Лимпея сдвинула густые брови, скрипнула зубами.
— Ну, не надо. Ну, не надо злиться! — исступленно стал уговаривать ее Корнил. — Не надо плакать. Я буду тихо сидеть вот за столом, а ты ложись… Я буду тебе читать писание… А ты ложись и слушай…
Устало и неторопливо села у стола Лимпея.
— Ну, почитай… Почитай — душу свою облегчи… Я послухаю, послухаю…
— Нет, ты ложись, а я посижу. Я дух свой хочу утешить писанием…
Он сел у стола, раскрыл книгу, но не мог читать. Лишь перебирал листы дрожавшими руками, стараясь и не находя нужной страницы.
— Не могу я, не могу одолеть себя, — заключил он кротко, — Вот ежели бы таким сделаться, как святой Яков. В миру живет, в миру отрекся от всех благ земных и благо ему, Лимпеюшка, благо ему, дядюшке Якову.
— Просто дурачок он, твой дядюшка Яков. А дуракам, понятное дело, ничего не надо.
— Нет, он не дурачок! — горячо ответил Корнил, — Нет, нет, он мудрость воспринял от Бога и от юности преборил все страсти. А я — не могу… Я не умею… Лимпеюшка, я грешный. Меня мучают мирские страсти.
— Ой, да, какие у те страсти! Хворый ты смолоду, вот и горе. И не надо бы тебе жениться вовсе!
— Не моя была воля, Лимпеюшка, не моя воля.
— Ты воли не имеешь, а я виновата. Ты хворый, а я виновата.
— А! А тебе надо сильного? — сквозь слезы продолжал Корнил, — Тебе надо такого, как Мотька Бочкарь, разбойника?.. Ну, где же мне взять такую силу… Где же мне взять здоровья, коли Бог его у меня отнял?

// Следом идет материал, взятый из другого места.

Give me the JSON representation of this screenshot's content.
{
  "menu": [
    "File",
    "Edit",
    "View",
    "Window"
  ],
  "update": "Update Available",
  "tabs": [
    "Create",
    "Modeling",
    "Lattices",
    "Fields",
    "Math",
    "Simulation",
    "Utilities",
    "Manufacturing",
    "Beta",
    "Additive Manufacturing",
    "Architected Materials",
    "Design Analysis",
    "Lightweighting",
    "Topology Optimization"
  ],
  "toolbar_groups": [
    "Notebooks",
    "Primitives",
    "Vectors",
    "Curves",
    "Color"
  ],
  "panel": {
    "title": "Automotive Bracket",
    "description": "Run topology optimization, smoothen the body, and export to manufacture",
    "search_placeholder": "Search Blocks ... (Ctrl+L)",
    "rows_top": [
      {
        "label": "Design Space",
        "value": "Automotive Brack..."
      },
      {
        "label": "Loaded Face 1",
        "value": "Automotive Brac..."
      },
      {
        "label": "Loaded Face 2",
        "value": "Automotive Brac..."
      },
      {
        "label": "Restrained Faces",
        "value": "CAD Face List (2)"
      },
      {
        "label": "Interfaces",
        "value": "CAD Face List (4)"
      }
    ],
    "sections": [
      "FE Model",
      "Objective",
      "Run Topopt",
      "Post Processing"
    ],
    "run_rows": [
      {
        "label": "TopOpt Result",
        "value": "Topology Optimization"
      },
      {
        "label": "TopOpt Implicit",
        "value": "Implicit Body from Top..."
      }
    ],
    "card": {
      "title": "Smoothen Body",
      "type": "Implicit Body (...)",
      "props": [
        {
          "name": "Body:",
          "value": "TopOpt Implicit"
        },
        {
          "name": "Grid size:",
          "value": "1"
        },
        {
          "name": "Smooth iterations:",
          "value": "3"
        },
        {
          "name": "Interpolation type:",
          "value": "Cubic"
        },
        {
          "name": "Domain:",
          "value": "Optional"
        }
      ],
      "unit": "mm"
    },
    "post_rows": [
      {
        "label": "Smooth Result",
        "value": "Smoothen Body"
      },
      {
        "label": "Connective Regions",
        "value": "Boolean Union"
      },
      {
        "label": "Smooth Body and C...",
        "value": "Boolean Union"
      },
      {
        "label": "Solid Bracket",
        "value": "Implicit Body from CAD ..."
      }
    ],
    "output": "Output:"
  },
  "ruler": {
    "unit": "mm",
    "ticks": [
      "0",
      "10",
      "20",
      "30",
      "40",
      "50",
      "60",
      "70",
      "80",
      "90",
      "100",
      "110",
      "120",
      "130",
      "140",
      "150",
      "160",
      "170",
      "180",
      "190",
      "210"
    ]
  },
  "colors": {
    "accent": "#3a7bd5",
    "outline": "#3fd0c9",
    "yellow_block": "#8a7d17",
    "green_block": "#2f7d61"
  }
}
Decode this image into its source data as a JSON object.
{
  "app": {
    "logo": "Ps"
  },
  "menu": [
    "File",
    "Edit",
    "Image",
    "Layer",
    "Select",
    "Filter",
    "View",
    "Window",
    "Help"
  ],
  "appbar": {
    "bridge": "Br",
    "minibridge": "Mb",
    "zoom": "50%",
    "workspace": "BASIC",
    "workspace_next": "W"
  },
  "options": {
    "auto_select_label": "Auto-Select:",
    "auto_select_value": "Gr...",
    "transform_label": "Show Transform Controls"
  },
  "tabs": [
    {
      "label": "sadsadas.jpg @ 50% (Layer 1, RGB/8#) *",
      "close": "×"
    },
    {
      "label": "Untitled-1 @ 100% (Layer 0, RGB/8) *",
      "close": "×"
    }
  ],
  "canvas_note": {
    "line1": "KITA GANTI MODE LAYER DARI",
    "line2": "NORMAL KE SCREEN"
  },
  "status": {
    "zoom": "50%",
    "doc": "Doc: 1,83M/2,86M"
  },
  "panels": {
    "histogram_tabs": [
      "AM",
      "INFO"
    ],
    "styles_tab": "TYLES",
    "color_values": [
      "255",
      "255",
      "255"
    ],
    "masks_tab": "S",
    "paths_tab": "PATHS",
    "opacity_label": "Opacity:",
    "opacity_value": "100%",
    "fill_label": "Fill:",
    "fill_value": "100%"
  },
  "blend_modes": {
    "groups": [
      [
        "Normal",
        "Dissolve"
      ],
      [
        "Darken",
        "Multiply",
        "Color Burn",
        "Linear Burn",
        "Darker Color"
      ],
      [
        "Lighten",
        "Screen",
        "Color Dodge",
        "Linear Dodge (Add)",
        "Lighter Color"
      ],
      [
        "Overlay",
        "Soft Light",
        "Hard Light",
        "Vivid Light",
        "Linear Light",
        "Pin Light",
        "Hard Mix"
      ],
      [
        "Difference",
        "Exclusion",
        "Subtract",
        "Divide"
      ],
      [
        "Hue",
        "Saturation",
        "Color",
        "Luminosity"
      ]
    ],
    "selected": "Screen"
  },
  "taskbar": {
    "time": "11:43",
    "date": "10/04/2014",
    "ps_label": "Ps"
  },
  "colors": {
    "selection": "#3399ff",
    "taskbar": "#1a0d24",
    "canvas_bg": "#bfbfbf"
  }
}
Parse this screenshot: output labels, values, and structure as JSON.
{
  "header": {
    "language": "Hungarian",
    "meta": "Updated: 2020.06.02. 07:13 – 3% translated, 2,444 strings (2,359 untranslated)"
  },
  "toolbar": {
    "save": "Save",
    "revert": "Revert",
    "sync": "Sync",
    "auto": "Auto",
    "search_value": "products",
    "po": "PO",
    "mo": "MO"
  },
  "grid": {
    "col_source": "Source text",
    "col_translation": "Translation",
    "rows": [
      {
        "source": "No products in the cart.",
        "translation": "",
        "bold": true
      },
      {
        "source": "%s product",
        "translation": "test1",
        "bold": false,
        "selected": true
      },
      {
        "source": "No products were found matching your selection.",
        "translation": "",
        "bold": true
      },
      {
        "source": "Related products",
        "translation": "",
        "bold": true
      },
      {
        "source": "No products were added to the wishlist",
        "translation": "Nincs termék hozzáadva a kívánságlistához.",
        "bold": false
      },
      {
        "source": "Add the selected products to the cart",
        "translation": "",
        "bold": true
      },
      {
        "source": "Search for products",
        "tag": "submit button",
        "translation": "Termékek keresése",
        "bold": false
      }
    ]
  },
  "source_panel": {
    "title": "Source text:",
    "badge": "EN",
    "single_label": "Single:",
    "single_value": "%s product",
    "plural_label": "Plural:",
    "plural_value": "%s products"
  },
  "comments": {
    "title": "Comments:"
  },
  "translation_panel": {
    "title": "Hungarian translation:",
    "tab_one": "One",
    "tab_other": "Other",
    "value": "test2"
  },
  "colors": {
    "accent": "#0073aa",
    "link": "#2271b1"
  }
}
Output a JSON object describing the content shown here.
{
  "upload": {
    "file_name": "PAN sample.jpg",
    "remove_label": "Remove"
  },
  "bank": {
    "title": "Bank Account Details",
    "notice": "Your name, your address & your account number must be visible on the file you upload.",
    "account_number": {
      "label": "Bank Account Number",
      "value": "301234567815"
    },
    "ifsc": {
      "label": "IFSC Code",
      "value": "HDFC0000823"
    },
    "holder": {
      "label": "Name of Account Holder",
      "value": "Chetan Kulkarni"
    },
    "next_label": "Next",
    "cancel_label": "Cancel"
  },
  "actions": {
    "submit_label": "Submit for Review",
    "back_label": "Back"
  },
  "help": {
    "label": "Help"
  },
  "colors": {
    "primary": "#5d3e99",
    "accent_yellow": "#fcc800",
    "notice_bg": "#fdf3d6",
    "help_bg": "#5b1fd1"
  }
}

— Да не распаляй ты душу зря. Я к слову! — низким голосом, примиряюще, сказала Лимпея. — Читай-ка со Христом. Я послухаю. Мне и самой не сладко горе наше мыкать.
— Горе мыкать?.. Какое горе мыкать?.. Пошто тебе со мною горе? — подходя к жене подвизгивал Корнил. — Ты мне скажи все от души… Ты мне откройся во всем… А, может, ты и в Бога не веруешь, а?.. Лимпея, ты скажи мне. Поче ты в прошлый раз к Петровне, к просвирне, уходила, а?.. Ты у ней ворожишь, а?.. А про кого ворожишь? Ну, скажи же…
— А ты поче к ней ездишь? — огрызнулась женщина, — Ты тоже ездишь к ней — я знаю…
Корнил смутился, заморгал, виновато улыбнулся.
— Я?.. Я только два раза, Лимпеюшка… Я с дяденькой Яковом у нее видаюсь, чтобы батюшка не знал. Мне у ней легко бывает. У ней тихо, чисто, как в келейке. Дяденька Яков там рассказывал, а я слушал. Он говорил наитием. И про сон один мне рассказывал… Видает он его по-разному, по-новому, а сон один и тот же… Когда говорил, делался как на иконе. А он, Лимпеюшка, совсем даже неграмотный, а мне не дано такого сна увидеть.
Нетерпеливо перебила его Лимпея:
— Ну, вот, и шли бы все трое, куда не то в леса спасаться и сны бы там видели хорошие. Ни во сне, ни на яву не вижу с вами никакого роздыха. И леса мне ваши опостылели.
— А ты откройся мне. Ты не таись — скажи: какого тебе надо роздыха? — таинственно допрашивал Корнил. — Я не буду на тебя серчать ни в чем. Только скажи мне правду.